– По-моему, им не нравится, что ты фотографируешь, – сказал он.
– Почему?
– Эти избы красивые, но сами они считают их убогими и подозревают, что ты, гадкая иностранка, хочешь увезти с собой картины их убожества.
– Ладно, прекращаю, – согласилась она.
И снова между ними повисло молчание. В сущности, зря он решил продлить эту поездку. Даже по отношению к Маше – что это ему дало? Все равно они расстанутся надолго: два года, три, больше? Да и захочется ли им вскоре увидеться вновь? Он показал ей Париж в 60-м, открыл с ней СССР в 63-м, это были большие праздники. На сей раз не было в нем – разве что в самом начале – той радости. Он очень любил дочь, она отвечала ему тем же – но мир они видели так по-разному, что никому из них, в сущности, не находилось места в жизни другого. Ощущение романтики, окрылившее его по приезде, мало-помалу рассеялось. Глупо было обижать Николь без серьезной причины… Пара реплик, брошенных просто так: «Вам ведь особо нечего делать в Париже? – Нечего».
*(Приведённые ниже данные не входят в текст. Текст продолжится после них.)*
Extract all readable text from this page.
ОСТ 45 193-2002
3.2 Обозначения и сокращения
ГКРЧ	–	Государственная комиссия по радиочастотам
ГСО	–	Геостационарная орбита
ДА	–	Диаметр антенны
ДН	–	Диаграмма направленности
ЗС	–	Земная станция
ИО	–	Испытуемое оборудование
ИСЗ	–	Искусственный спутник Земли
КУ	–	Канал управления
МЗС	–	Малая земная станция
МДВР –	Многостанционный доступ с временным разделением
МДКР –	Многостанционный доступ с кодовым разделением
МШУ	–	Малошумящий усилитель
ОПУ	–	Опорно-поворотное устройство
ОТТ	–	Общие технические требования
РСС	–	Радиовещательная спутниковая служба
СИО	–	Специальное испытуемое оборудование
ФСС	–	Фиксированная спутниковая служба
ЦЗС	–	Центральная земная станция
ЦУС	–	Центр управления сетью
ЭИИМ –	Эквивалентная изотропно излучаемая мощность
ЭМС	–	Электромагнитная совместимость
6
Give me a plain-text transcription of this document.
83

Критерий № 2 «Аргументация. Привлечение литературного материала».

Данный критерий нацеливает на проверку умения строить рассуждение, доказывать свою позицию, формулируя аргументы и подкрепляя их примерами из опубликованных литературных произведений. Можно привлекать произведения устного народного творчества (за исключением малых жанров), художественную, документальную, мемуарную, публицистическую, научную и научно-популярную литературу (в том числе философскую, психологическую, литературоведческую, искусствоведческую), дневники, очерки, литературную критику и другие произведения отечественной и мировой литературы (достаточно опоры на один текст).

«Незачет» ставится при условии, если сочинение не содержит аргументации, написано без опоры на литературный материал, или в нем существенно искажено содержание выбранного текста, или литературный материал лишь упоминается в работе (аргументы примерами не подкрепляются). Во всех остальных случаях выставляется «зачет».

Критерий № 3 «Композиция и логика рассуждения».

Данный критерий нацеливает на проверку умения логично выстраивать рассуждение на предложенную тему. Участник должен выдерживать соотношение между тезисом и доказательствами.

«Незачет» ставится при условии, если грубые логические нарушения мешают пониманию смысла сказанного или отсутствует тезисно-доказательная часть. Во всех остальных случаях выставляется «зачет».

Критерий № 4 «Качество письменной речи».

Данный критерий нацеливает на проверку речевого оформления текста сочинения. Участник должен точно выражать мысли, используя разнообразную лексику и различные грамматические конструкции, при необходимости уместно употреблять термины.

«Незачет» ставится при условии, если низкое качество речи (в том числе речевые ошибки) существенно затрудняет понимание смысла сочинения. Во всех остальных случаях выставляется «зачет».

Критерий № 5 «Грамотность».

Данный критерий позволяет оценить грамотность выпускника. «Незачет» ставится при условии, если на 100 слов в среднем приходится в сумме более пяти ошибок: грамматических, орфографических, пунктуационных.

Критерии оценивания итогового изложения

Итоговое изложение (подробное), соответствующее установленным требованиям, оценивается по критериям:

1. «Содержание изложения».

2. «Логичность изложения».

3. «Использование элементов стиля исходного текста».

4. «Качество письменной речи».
– Вообще-то глупо, что мы здесь задержались, – сказал он.
– Если тебя это даже не радует, то и правда глупо, – ответила она.
– Ты жалеешь?
– Я жалею, если ты жалеешь.
Вот так. Опять они пошли по кругу. Что-то застопорилось в их диалоге; каждый понимал слова другого превратно. Наладится ли все со временем? Почему сегодня то же самое, что и вчера? Причины-то не было.
Они прошли через ворота к церкви, которую Николь сфотографировала. Чуть дальше, на вершине холма, стояла еще одна церковь, замысловатой архитектуры. Она возвышалась над Москвой-рекой, за которой были видны широкая равнина и вдали – Москва. Они сели на траву и полюбовались видом.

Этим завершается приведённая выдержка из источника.